I guess if you subscribe to the UKIP agenda, everyone will be massively better off and everyone will have their own mini free trade deals. It is quite reasonable to assume that some countries will do ok, but what about the newer members, those on the Eastern periphery. Those next to the Russian sphere of influence. Although individually these are relatively small markets for the UK PLC, add them all up and they become significantly more important. The question has to be how will a bearish Russia react. Will they sit idly by and say "thats nice" or will they take full advantage of the situation. Countries like Latvia, Lithuanian and Estonia will find themselves massively exposed. With their access to markets disappearing, the Russians will not miss the opportunity. They won't need to exercise military might. They will simply use their economic might to squeeze until something gives.
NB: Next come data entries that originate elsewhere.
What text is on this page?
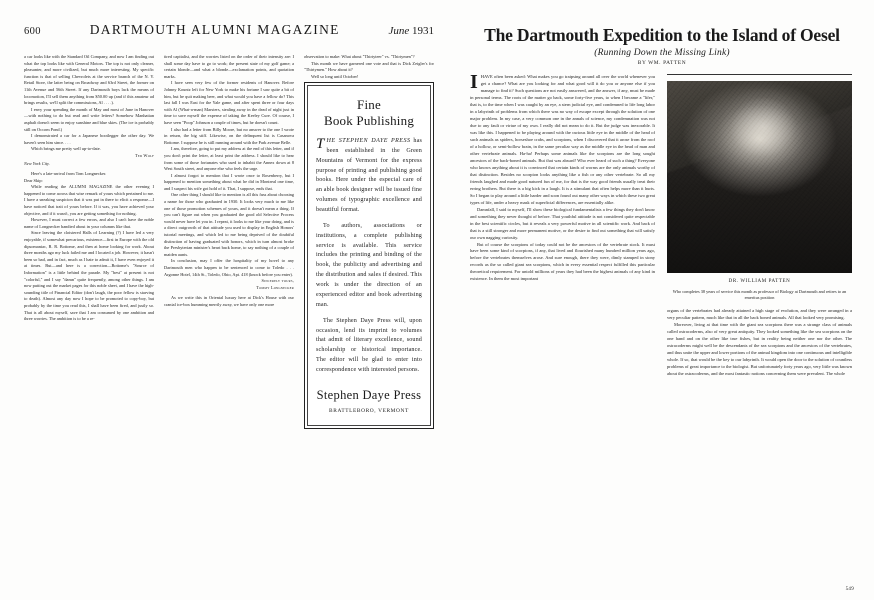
600	DARTMOUTH ALUMNI MAGAZINE	June 1931

a car looks like with the Standard Oil Company, and now I am finding out what the top looks like with General Motors. The top is not only cleaner, pleasanter, and more civilized, but much more interesting. My specific function is that of selling Chevrolets at the service branch of the N. Y. Retail Store, the latter being on Broadway and 63rd Street, the former on 11th Avenue and 56th Street. If any Dartmouth boys lack the means of locomotion, I'll sell them anything from $50.00 up (and if this amateur ad brings results, we'll split the commissions, Al . . . .).

I envy your spending the month of May and most of June in Hanover—with nothing to do but read and write letters? Somehow Manhattan asphalt doesn't seem to enjoy sunshine and blue skies. (The ice is probably still on Occom Pond.)

I demonstrated a car for a Japanese bootlegger the other day. We haven't seen him since. . . .

Which brings me pretty well up-to-date.

Ted Wolf

New York City.

Here's a late-arrival from Tom Longnecker.

Dear Skip:

While reading the ALUMNI MAGAZINE the other evening I happened to come across that wise remark of yours which pertained to me. I have a sneaking suspicion that it was put in there to elicit a response—I have noticed that trait of yours before. If it was, you have achieved your objective, and if it wasn't, you are getting something for nothing.

However, I must correct a few errors, and also I can't have the noble name of Longnecker bandied about in your columns like that.

Since leaving the cloistered Halls of Learning (?) I have led a very enjoyable, if somewhat precarious, existence—first in Europe with the old dipsomaniac, R. R. Bottome, and then at home looking for work. About three months ago my luck failed me and I located a job. However, it hasn't been so bad, and in fact, much as I hate to admit it, I have even enjoyed it at times. But—and here is a correction—Bottome's "Source of Information" is a little behind the parade. My "best" at present is not "colorful," and I say "damn" quite frequently, among other things. I am now putting out the market pages for this noble sheet, and I have the high-sounding title of Financial Editor (don't laugh, the poor fellow is starving to death). Almost any day now I hope to be promoted to copy-boy, but probably by the time you read this, I shall have been fired, and justly so. That is all about myself, save that I am consumed by one ambition and three worries. The ambition is to be a re-

tired capitalist, and the worries listed on the order of their intensity are: I shall some day have to go to work; the present state of my golf game; a certain blonde—and what a blonde—exclamation points, and quotation marks.

I have seen very few of the former residents of Hanover. Before Johnny Kountz left for New York to make his fortune I saw quite a bit of him, but he quit making beer, and what would you have a fellow do? This last fall I was East for the Yale game, and after spent three or four days with Al (What-a-man) Marsters, stealing away in the dead of night just in time to save myself the expense of taking the Keeley Cure. Of course, I have seen "Poop" Johnson a couple of times, but he doesn't count.

I also had a letter from Billy Moore, but no answer to the one I wrote in return, the big stiff. Likewise, on the delinquent list is Casanova Bottome. I suppose he is still running around with the Park avenue Belle.

I am, therefore, going to put my address at the end of this letter, and if you don't print the letter, at least print the address. I should like to hear from some of those fortunates who used to inhabit the Annex down at 8 West South street, and anyone else who feels the urge.

I almost forgot to mention that I wrote once to Rosenberry, but I happened to mention something about what he did in Montreal one time, and I suspect his wife got hold of it. That, I suppose, ends that.

One other thing I should like to mention is all this fuss about choosing a name for those who graduated in 1930. It looks very much to me like one of those promotion schemes of yours, and it doesn't mean a thing. If you can't figure out when you graduated the good old Selective Process would never have let you in. I repeat, it looks to me like your doing, and is a direct outgrowth of that attitude you used to display in English Honors' tutorial meetings, and which led to me being deprived of the doubtful distinction of having graduated with honors, which in turn almost broke the Presbyterian minister's heart back home, to say nothing of a couple of maiden aunts.

In conclusion, may I offer the hospitality of my hovel to any Dartmouth men who happen to be sentenced to come to Toledo . . . Argonne Hotel, 14th St., Toledo, Ohio, Apt. 418 (knock before you enter).

Sincerely yours,

Tommy Longnecker

As we write this in Oriental luxury here at Dick's House with our cranial ice-box humming merrily away, we have only one more

observation to make: What about "Thirtyteer" vs. "Thirtymen"?

This month we have garnered one vote and that is Dick Zeigler's for "Thirtymen." How about it?

Well so long until October!

Fine
Book Publishing

THE STEPHEN DAYE PRESS has been established in the Green Mountains of Vermont for the express purpose of printing and publishing good books. Here under the especial care of an able book designer will be issued fine volumes of typographic excellence and beautiful format.

To authors, associations or institutions, a complete publishing service is available. This service includes the printing and binding of the book, the publicity and advertising and the distribution and sales if desired. This work is under the direction of an experienced editor and book advertising man.

The Stephen Daye Press will, upon occasion, lend its imprint to volumes that admit of literary excellence, sound scholarship or historical importance. The editor will be glad to enter into correspondence with interested persons.

Stephen Daye Press
BRATTLEBORO, VERMONT
The Dartmouth Expedition to the Island of Oesel
(Running Down the Missing Link)
BY WM. PATTEN

IHAVE often been asked: What makes you go traipsing around all over the world whenever you get a chance? What are you looking for and what good will it do you or anyone else if you manage to find it? Such questions are not easily answered, and the answer, if any, must be made in personal terms. The roots of the matter go back, some forty-five years, to when I became a "lifer," that is, to the time when I was caught by an eye, a stern judicial eye, and condemned to life long labor in a labyrinth of problems from which there was no way of escape except through the solution of one major problem. In my case, a very common one in the annals of science, my condemnation was not due to any fault or virtue of my own. I really did not mean to do it. But the judge was inexorable. It was like this. I happened to be playing around with the curious little eye in the middle of the head of such animals as spiders, horseshoe crabs, and scorpions, when I discovered that it arose from the roof of a hollow, or semi-hollow brain, in the same peculiar way as the middle eye in the head of man and other vertebrate animals. Ha-ha! Perhaps some animals like the scorpions are the long sought ancestors of the back-boned animals. But that was absurd! Who ever heard of such a thing? Everyone who knows anything about it is convinced that certain kinds of worms are the only animals worthy of that distinction. Besides no scorpion looks anything like a fish or any other vertebrate. So all my friends laughed and made good natured fun of me, for that is the way good friends usually treat their erring brothers. But there is a big kick in a laugh. It is a stimulant that often helps more than it hurts. So I began to play around a little harder and soon found out many other ways in which these two great types of life, under a heavy mask of superficial differences, are essentially alike.

Damnfall, I said to myself, I'll show these biological fundamentalists a few things they don't know and something they never thought of before. That youthful attitude is not considered quite respectable in the best scientific circles, but it reveals a very powerful motive in all scientific work. And back of that is a still stronger and more permanent motive, or the desire to find out something that will satisfy our own nagging curiosity.

But of course the scorpions of today could not be the ancestors of the vertebrate stock. It must have been some kind of scorpions, if any, that lived and flourished many hundred million years ago, before the vertebrates themselves arose. And sure enough, there they were, dimly stamped in stony records as the so called giant sea scorpions, which in every essential respect fulfilled this particular theoretical requirement. For untold millions of years they had been the highest animals of any kind in existence. In them the most important

DR. WILLIAM PATTEN
Who completes 38 years of service this month as professor of Biology at Dartmouth and retires to an emeritus position

organs of the vertebrates had already attained a high stage of evolution, and they were arranged in a very peculiar pattern, much like that in all the back boned animals. All that looked very promising.

Moreover, living at that time with the giant sea scorpions there was a strange class of animals called ostracoderms, also of very great antiquity. They looked something like the sea scorpions on the one hand and on the other like true fishes, but in reality being neither one nor the other. The ostracoderms might well be the descendants of the sea scorpions and the ancestors of the vertebrates, and thus unite the upper and lower portions of the animal kingdom into one continuous and intelligible whole. If so, that would be the key to our labyrinth. It would open the door to the solution of countless problems of great importance to the biologist. But unfortunately forty years ago, very little was known about the ostracoderms, and the most fantastic notions concerning them were prevalent. The whole

549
Then there is Poland, Bulgaria, Slovakia and the other Balkan countries. How will they copw with such a shock.

Now you may not think any of this matters. You may think that security is not an issue in relation to the EU and that NATO deal with security. There is however more to security than guns and bullets. The USSR collapsed due to financial considerations, not because of bullets. The concept that Putins Russia will see a Brexit as anything other than a massive opportunity is very naive in the extreme. There is a view that this isn't our problem. But a fragmented Europe on our doorstep cannot be anything other than a risk.

For many of us raised in the 60's and 70's, the USSR seemed like a permanent feature, a fact of life. What replaced it? Look at the situation in the Ukraine and in Georgia. Stability has been replaced by war. I doubt whether anyone anticipated this when the Berlin wall came down. I dount too many thought the USSR would dissolve in the way it did, almost overnight. In the EU, should the UK go, many countries will be forced to re-evaluate their membership and put their narrow naional interests first. Whilst for rich, stable countries such as Germany and France, this is likely to not be a problem, the poorer nations that are relying on the EU to help them build prosperity, that couild be devastating. Who knows what sort of regimes will thrive in such circumstances. Wheras we now have economic migrants from Poland and other Eastern states, we may well find we get a wholly different sort of migrant, ones who need massive financial assistance.

Now all of this is wild speculation, but the truth is no one has a clue. Not you, me or David Cameron. All we know is that we are spinning the roulette wheel. It is more than the house that we are putting on number 13. Doesn't mean we won't win, but it is a massive leap into the unknown. The main argument for taking the risk that I've heard is so that we can free our economy from regulation and bureaucracy, but I've yet to see any examples of which rules and regulations will be dumped. To convince me, the OUT campaign need to give examples and demonstrate why these make itw orth taking the risk.